His voice got a little louder as he pointed to the sign, reading the reserved message, “It says free WiFi and I want my free WiFi..NOW.”

I gulped the rest of my coffee and smiled. I knew Mr. Stubble, AKA, Mr. Chocolate Old Fashioned. He was very particular about the donut that I purchased for him that morning before his shave and confusion.   I walked up to the counter.

“Sir, the lady can’t give you WiFi because it’s  not something you eat or drink. It’s not like a donut.”

“What does WiFi look like?” he asked.

I scratched my head. “I’m really not sure what it looks like. It a free signal that sucks all of our time so we can tune out the world in front of us.”

“So why do you want it?”

“Gee, I don’t know.”

Even after a cup of dark roast, the conversation was too much for me to handle at 6 am,  I got on my bike and pedaled past his  shaving kit, which was on the verge of being hijacked by a few pigeons.

I thought about that guy all day.  If being homeless doesn’t  marginalize a person enough, imagine not being able to use WiFI or a cell phone. How do these guys call their case workers, doctors and treatment centers, yet alone those who are missing them? I wondered if the library offered phones for these fellas to use.
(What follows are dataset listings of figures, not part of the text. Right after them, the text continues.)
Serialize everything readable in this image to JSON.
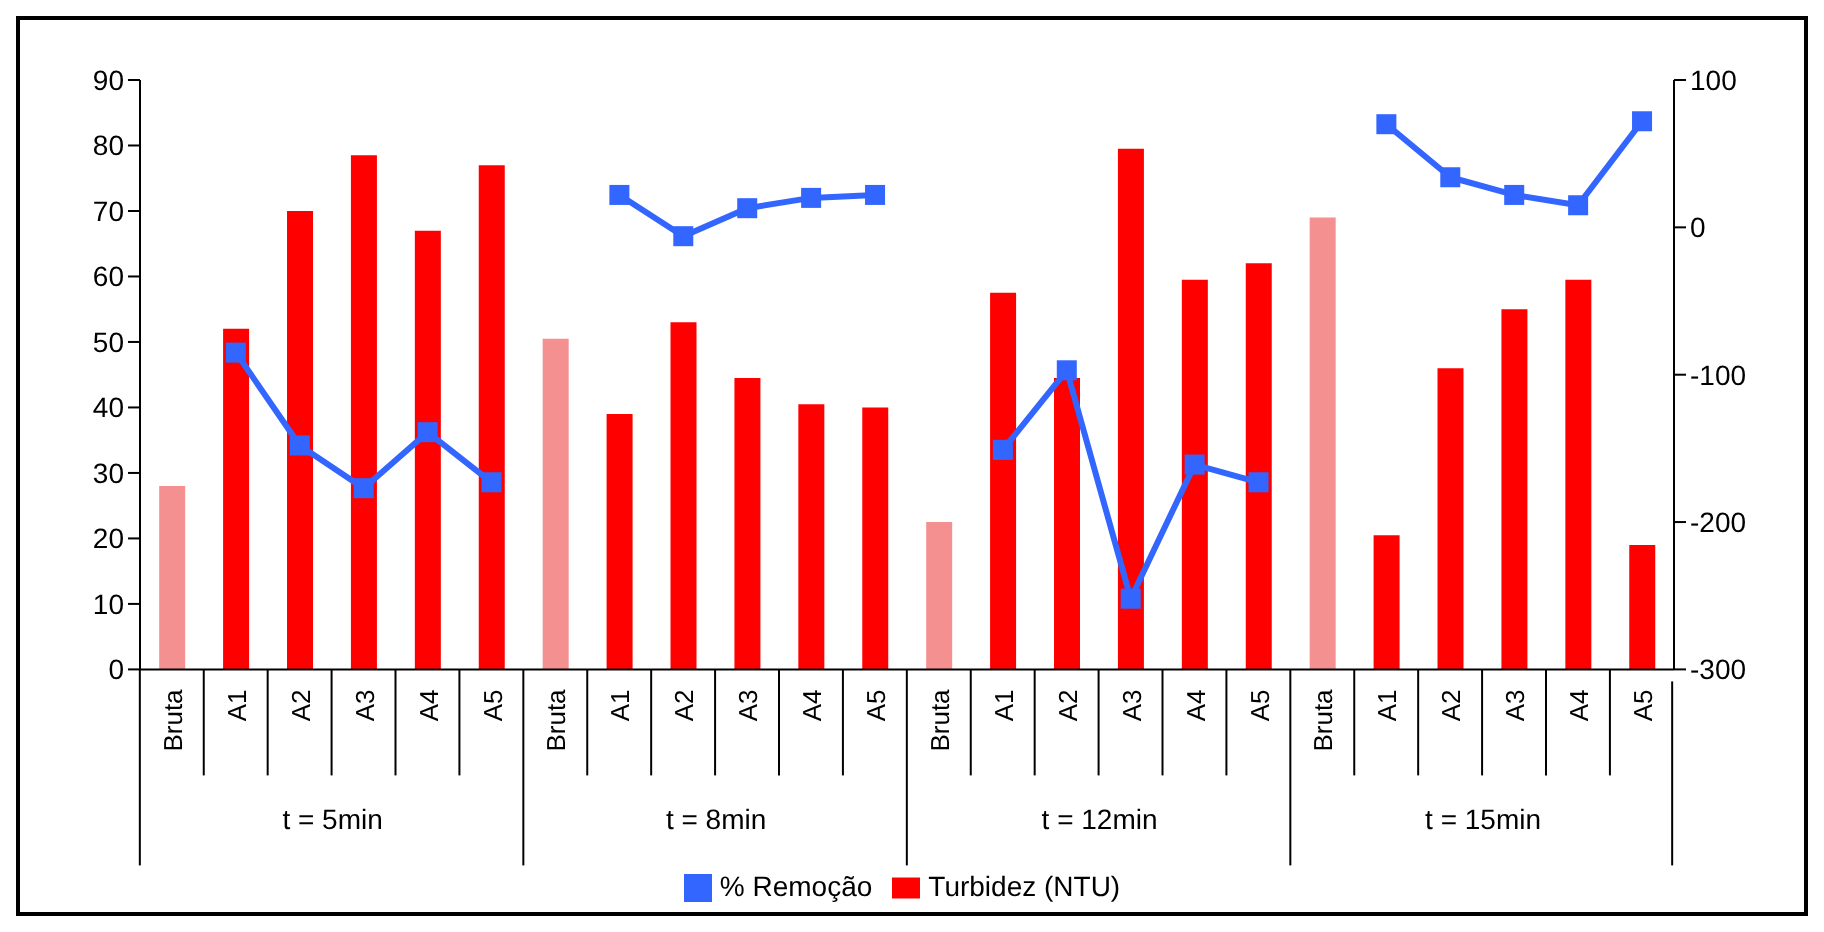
{
  "chart_data": {
    "type": "bar",
    "categories": [
      "Bruta",
      "A1",
      "A2",
      "A3",
      "A4",
      "A5",
      "Bruta",
      "A1",
      "A2",
      "A3",
      "A4",
      "A5",
      "Bruta",
      "A1",
      "A2",
      "A3",
      "A4",
      "A5",
      "Bruta",
      "A1",
      "A2",
      "A3",
      "A4",
      "A5"
    ],
    "annotations": [
      "t = 5min",
      "t = 8min",
      "t = 12min",
      "t = 15min"
    ],
    "series": [
      {
        "name": "Turbidez (NTU)",
        "color": "#ff0000",
        "colors": [
          "#f59090",
          "#ff0000",
          "#ff0000",
          "#ff0000",
          "#ff0000",
          "#ff0000",
          "#f59090",
          "#ff0000",
          "#ff0000",
          "#ff0000",
          "#ff0000",
          "#ff0000",
          "#f59090",
          "#ff0000",
          "#ff0000",
          "#ff0000",
          "#ff0000",
          "#ff0000",
          "#f59090",
          "#ff0000",
          "#ff0000",
          "#ff0000",
          "#ff0000",
          "#ff0000"
        ],
        "values": [
          28,
          52,
          70,
          78.5,
          67,
          77,
          50.5,
          39,
          53,
          44.5,
          40.5,
          40,
          22.5,
          57.5,
          44.5,
          79.5,
          59.5,
          62,
          69,
          20.5,
          46,
          55,
          59.5,
          19
        ]
      },
      {
        "name": "% Remoção",
        "type": "line",
        "axis": "y2",
        "color": "#3366ff",
        "values": [
          null,
          -85,
          -148,
          -177,
          -139,
          -173,
          null,
          22,
          -6,
          13,
          20,
          22,
          null,
          -151,
          -97,
          -252,
          -161,
          -173,
          null,
          70,
          34,
          22,
          15,
          72
        ]
      }
    ],
    "ylim": [
      0,
      90
    ],
    "yticks": [
      0,
      10,
      20,
      30,
      40,
      50,
      60,
      70,
      80,
      90
    ],
    "y2lim": [
      -300,
      100
    ],
    "y2ticks": [
      -300,
      -200,
      -100,
      0,
      100
    ],
    "legend": "bottom",
    "marker": "square"
  }
}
Then I wondered, why do we want free WiFi?  Doesn’t anyone update their statue face to face? The only people who talk to me on the streets are those who want a little change…or a Chocolate Covered Old Fashioned.

Maybe Dunkin should  make a little change. Maybe they should offer a  free donut with the purchase of WiFi, then share that free donut with someone who’s hungry for conversation.

That could tune us into what matters.

“The purpose of life is to live it, to taste experience to the utmost, to reach out eagerly and without fear for newer and richer experience.”